After all, our society has become incredibly litigious since 1955—a crowd of baby boomers went to law school and had to find work!
I’m thinking about the handshake deal for two reasons. First, there’s an excellent article, “In Praise of the Handshake,” in the March Harvard Business Review by Dan Ariely, the James B. Duke Professor of Behavioral Economics at Duke University. He writes that “incomplete contracts” (for instance, the handshake) are fine between friends. But when it comes to vendors, partners, advisors, employees, or customers, he continues, most people and firms “believe that incomplete contracts are a reckless way to do business.” Then firms often go in the opposite direction, striving to fashion “complete contracts” that are “as airtight as possible.” That approach is also flawed because dependence on “absurdly detailed contracts in every situation comes with its own downside,” he says. For one thing they lack flexibility and can’t possibly address every real or imagined situation that may arise.
This brings me to the second reason I’m thinking about the handshake deal, because Ariely’s thoughts track similar points outlined in my new book, The Vested Outsourcing Manual, which will be published in June by Palgrave Macmillan. (I co-authored it with Jeanette Nyden, Jacqui Crawford and Katherine Kawamoto.)
The book outlines three contracting schools of thought.

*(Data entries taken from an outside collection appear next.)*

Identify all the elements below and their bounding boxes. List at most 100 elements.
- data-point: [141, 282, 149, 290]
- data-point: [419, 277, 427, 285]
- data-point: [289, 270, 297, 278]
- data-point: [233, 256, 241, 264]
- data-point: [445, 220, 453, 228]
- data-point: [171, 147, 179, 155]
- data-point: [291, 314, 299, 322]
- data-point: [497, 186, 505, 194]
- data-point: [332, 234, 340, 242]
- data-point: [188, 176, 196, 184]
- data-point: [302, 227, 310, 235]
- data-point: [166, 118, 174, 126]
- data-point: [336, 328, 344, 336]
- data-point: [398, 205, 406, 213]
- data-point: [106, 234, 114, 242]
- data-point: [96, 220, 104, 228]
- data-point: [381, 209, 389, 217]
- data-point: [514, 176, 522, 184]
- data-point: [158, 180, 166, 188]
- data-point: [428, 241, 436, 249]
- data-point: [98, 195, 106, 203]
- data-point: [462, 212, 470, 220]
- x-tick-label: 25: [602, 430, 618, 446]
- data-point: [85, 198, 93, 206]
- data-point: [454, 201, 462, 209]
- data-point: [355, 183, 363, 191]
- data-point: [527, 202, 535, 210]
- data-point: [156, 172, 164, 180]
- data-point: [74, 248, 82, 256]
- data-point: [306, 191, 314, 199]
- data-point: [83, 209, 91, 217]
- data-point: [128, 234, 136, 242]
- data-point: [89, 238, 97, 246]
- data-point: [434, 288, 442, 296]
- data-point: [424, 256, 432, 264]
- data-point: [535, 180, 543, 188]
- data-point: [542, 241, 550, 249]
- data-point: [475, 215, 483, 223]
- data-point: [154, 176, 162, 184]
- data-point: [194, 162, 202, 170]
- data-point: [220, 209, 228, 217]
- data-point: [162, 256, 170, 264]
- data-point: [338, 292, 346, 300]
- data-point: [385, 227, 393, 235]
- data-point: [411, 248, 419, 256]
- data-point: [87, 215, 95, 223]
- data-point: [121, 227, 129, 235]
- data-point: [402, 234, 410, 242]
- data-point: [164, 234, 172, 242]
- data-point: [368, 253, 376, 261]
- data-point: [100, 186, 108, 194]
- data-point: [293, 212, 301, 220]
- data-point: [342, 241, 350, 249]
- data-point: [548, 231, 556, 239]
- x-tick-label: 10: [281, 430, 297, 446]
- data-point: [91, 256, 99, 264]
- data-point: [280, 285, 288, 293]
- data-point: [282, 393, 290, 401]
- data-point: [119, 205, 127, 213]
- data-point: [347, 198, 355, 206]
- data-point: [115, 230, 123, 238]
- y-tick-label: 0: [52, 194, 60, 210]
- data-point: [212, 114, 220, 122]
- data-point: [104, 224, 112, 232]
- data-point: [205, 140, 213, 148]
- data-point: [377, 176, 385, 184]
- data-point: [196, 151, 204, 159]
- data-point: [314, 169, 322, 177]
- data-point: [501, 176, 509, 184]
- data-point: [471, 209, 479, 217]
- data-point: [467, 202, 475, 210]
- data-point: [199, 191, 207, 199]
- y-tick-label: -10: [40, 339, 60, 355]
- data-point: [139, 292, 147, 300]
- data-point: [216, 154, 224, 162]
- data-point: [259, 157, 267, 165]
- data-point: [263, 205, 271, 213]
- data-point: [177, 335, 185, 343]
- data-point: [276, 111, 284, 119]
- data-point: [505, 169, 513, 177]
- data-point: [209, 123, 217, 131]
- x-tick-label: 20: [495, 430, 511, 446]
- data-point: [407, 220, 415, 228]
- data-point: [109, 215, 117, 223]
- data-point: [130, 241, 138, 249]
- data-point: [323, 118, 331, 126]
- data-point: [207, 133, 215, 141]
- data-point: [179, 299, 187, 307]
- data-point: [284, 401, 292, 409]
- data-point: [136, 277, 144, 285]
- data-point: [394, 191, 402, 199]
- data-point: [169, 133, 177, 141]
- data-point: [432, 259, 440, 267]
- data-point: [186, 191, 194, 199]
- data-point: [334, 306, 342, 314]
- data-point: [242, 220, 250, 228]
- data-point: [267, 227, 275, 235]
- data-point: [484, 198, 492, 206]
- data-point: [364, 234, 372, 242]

One is that if you have a good business agreement, you do not need a written contract. The second is the most dominant approach where every trivial aspect of the business agreement is written in stone.
A third approach, and one that Vested Outsourcing strongly advocates, is to craft a contract or agreement as a flexible, performance-oriented and collaborative framework designed to achieve mutually beneficial Desired Outcomes for all the parties involved. The Vested approach acknowledges that contracts are by their very nature incomplete works in progress.
The handshake is important but what happens afterward is even more important.
Following the Five Rules of Vested Outsourcing, especially Rule 5—creating a collaborative governance structure that provides insight and not merely oversight—will put a firm grounding on the deal after that initial firm handshake.